If we have a repetitive task, it’s useful to be able to iterate, i.e. do the same thing to a potentially changing input. Consider that we had 4 numbers 2,3,4,5 and we wanted to print them to screen. We could do of course write 4 identical print statements, each with a different input:

Python
R

print("this is number",2)
print("this is number",3)
print("this is number",4)
print("this is number",5)

print(paste("this is number",2))
print(paste("this is number",3))
print(paste("this is number",4))
print(paste("this is number",5))

but you can see that this a lot of repetitive code, which we want to avoid. Also, adding an additional number would mean a lot of extra work.
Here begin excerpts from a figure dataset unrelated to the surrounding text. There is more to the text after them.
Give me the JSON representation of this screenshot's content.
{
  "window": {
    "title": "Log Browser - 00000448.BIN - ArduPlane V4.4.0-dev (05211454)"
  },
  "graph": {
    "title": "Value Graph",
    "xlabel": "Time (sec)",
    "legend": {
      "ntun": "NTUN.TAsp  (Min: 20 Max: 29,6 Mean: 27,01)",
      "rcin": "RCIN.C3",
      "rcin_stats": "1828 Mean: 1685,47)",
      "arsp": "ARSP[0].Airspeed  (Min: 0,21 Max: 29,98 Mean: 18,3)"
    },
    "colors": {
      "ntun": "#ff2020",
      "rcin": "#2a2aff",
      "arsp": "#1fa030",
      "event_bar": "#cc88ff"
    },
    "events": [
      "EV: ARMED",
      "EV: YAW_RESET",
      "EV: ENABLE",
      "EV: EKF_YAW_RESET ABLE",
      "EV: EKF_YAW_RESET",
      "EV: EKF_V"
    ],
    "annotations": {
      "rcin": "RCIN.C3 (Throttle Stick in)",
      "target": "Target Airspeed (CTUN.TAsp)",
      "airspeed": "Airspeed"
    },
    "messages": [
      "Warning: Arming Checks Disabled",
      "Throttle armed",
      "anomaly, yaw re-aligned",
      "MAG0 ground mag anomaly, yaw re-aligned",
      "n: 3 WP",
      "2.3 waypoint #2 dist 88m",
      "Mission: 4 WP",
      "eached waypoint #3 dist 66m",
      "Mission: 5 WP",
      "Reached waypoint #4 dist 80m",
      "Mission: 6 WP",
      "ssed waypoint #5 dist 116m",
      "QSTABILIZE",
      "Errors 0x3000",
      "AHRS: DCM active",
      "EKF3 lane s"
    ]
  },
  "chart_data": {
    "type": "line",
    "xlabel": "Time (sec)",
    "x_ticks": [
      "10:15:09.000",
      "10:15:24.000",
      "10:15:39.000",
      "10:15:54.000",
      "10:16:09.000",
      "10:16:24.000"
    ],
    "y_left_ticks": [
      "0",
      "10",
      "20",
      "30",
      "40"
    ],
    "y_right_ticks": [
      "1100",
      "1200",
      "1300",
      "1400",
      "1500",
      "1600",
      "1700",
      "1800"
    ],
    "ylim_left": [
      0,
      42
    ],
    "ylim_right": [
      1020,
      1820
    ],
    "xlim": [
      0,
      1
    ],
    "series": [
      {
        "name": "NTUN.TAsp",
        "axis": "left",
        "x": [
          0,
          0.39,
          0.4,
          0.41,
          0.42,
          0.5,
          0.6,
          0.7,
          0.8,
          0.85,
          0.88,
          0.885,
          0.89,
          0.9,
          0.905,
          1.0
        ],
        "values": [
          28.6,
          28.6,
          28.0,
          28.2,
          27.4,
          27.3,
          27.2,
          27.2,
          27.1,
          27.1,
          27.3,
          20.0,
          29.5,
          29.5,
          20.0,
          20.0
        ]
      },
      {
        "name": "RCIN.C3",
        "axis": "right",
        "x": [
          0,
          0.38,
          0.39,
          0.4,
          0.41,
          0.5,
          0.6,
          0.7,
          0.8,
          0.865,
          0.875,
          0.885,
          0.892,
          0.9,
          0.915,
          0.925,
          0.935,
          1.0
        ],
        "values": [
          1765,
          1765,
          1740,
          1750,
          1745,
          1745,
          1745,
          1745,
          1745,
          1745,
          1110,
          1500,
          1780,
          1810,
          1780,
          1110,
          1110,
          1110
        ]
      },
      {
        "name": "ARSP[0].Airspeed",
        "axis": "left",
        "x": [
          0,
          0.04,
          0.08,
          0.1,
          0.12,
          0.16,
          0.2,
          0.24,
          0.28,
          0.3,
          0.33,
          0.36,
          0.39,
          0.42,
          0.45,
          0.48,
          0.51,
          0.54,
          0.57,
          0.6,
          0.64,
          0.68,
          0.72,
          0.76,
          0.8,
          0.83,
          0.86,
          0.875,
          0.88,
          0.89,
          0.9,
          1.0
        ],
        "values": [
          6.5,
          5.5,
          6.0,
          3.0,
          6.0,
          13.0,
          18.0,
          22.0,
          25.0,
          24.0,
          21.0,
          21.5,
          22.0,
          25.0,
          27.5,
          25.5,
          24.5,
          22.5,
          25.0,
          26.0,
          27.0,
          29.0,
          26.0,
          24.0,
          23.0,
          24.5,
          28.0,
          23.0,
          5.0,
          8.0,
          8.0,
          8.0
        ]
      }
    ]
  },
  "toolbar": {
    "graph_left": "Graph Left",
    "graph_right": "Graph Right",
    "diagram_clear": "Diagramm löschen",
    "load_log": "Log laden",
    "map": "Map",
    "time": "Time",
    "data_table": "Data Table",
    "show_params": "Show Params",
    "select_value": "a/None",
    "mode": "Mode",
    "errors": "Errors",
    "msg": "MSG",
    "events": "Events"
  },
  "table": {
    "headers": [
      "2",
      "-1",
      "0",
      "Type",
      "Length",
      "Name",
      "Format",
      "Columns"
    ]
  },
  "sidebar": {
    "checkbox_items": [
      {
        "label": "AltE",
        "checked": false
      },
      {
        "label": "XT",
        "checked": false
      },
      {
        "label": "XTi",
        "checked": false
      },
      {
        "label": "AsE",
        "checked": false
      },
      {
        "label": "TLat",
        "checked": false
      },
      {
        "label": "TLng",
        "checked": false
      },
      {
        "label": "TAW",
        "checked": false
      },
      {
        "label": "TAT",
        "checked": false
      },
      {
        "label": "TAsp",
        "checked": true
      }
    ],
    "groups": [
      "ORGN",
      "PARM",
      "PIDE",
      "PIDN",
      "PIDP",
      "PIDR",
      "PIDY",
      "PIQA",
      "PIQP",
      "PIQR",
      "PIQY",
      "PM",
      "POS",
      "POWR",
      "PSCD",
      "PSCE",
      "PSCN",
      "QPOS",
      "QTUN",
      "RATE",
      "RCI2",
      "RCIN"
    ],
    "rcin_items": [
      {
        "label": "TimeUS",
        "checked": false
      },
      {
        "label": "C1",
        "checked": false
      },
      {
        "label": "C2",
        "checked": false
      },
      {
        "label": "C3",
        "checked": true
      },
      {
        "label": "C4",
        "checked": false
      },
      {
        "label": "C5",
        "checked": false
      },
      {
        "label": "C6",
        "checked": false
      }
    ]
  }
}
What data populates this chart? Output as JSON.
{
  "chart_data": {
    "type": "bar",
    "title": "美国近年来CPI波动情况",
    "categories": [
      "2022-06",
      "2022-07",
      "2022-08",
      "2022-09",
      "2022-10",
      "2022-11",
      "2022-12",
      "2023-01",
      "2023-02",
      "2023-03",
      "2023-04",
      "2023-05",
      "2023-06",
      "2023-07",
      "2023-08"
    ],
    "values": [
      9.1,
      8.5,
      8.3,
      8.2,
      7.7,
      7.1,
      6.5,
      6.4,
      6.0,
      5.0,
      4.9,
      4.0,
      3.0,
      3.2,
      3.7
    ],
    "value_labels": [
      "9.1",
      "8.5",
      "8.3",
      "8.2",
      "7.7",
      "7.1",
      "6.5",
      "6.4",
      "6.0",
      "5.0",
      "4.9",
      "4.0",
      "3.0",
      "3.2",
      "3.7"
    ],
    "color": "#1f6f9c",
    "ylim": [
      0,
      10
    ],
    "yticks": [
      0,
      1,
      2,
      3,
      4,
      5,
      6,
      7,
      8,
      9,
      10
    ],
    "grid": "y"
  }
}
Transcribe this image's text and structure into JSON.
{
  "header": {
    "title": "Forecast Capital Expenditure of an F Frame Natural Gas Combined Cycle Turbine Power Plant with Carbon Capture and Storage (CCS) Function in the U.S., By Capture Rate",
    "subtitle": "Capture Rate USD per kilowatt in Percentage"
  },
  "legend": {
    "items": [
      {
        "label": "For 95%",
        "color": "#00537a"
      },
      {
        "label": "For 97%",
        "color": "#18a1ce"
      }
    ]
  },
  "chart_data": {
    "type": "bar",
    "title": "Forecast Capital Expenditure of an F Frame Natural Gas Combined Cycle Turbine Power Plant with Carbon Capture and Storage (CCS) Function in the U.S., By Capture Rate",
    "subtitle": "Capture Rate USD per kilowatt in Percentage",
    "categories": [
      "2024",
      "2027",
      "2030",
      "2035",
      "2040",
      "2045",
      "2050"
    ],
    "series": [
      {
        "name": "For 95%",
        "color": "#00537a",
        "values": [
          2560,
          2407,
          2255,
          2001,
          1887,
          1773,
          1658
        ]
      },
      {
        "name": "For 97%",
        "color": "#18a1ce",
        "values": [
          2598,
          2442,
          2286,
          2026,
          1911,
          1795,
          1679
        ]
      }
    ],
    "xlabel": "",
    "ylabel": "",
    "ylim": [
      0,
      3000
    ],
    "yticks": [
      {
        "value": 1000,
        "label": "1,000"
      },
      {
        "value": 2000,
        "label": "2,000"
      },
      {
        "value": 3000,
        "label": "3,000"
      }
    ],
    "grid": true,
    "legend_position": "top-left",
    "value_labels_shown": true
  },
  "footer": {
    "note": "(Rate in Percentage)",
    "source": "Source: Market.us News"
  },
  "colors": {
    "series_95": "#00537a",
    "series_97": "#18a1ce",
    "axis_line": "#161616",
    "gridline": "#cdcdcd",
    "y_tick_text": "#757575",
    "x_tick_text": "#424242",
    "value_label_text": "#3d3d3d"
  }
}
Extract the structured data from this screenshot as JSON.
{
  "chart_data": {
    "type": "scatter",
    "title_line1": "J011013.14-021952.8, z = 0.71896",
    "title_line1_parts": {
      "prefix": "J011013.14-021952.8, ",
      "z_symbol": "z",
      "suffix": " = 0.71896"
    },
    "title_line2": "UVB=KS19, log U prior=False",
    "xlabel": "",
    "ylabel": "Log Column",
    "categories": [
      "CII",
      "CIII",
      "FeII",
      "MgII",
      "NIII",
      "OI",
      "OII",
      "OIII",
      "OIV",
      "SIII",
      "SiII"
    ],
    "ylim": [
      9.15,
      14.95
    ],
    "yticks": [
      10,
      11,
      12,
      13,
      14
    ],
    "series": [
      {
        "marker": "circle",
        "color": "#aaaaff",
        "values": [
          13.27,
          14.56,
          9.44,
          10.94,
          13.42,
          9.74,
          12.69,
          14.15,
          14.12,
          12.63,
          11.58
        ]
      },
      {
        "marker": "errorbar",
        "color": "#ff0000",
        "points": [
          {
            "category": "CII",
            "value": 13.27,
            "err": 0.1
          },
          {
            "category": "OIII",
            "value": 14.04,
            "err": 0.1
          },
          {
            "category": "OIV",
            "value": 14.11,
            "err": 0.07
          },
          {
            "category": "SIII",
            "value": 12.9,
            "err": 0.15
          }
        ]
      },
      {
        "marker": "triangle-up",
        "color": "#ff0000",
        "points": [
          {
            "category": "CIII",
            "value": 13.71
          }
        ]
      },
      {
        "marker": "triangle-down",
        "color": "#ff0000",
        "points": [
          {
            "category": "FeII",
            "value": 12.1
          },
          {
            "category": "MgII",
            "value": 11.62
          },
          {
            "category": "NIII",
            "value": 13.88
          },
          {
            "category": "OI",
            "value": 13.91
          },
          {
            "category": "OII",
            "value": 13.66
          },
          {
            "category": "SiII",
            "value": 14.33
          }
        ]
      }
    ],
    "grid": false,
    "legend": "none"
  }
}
So, loops are better here:

Python
R

for i in range(2,5) :
    print(f"this is number",i) # note the indentation!

this is number 2
this is number 3
this is number 4

for (i in 2:4){
    print(paste("this is number",i))
}

[1] "this is number 2"
[1] "this is number 3"
[1] "this is number 4"

Useful Datastructures

python docs on data structures
Article about R datastructures

concept	Python	R
1d list	`[1,2]`	`c(1,2)`
1d vector	`np.array([1,2])`	`c(1,2)`
matrix	`np.array([row, col])`	`matrix(data,rows,cols)`
n-d array	`np.array`	`array`
Dictionary	`dict`	`list`
DataFrame	`pandas.df`	`data.frame`

li = [1,3]
li + li  # not well defined vector space with `+` and `*`

[1, 3, 1, 3]

li = c(1,3)
li * li # element-by-element

[1] 1 9

li + li

[1] 2 6

in python we use the numpy package for linear algebra:

Python
R

import numpy as np
li = np.array([1,3])
li * li

array([1, 9])

li + li

array([2, 6])

li = c(1,3)
li * li # element-by-element

[1] 1 9

li + li

[1] 2 6

Matrices

Python
R

import numpy as np
ma = np.array([[1,3], [2,4]])
ma * ma

array([[ 1,  9],
       [ 4, 16]])

ma + ma

array([[2, 6],
       [4, 8]])

ma = matrix(c(1,2,3,4),nrow = 2, ncol = 2)
ma * ma # element-by-element

     [,1] [,2]
[1,]    1    9
[2,]    4   16

ma + ma

     [,1] [,2]
[1,]    2    6
[2,]    4    8

N-D arrays

Python
R

a = np.arange(1,9)
np.reshape(a, (2,2,2))

array([[[1, 2],
        [3, 4]],

       [[5, 6],
        [7, 8]]])

array(1:8,dim = c(2,2,2))

, , 1

     [,1] [,2]
[1,]    1    3
[2,]    2    4

, , 2

     [,1] [,2]
[1,]    5    7
[2,]    6    8

Dictionaries

Dicts are lists with a key -> value structure. Like a telephone book:

Python
R

di = {'peter' : 1225, 'alice' : 4333}
di

{'peter': 1225, 'alice': 4333}

di = list(peter = 1225, alice = 4333)
di

$peter
[1] 1225

$alice
[1] 4333

DataFrames

In python, we use the pandas package for dataframe support. In R they are built-in as we know. There are many ways to create a pandas dataframe.

Here is the official pandas documentation.
in R, type ?data.frame for the help entry.

Python
R

import pandas as pd
d = {"one": [1.0, 2.0, 3.0, 4.0], "two": [4.0, 3.0, 2.0, 1.0]}
pd.DataFrame(d)

   one  two
0  1.0  4.0
1  2.0  3.0
2  3.0  2.0
3  4.0  1.0

data.frame(one = c(1,2,3,4.0), two = c(4,3,2,1.0))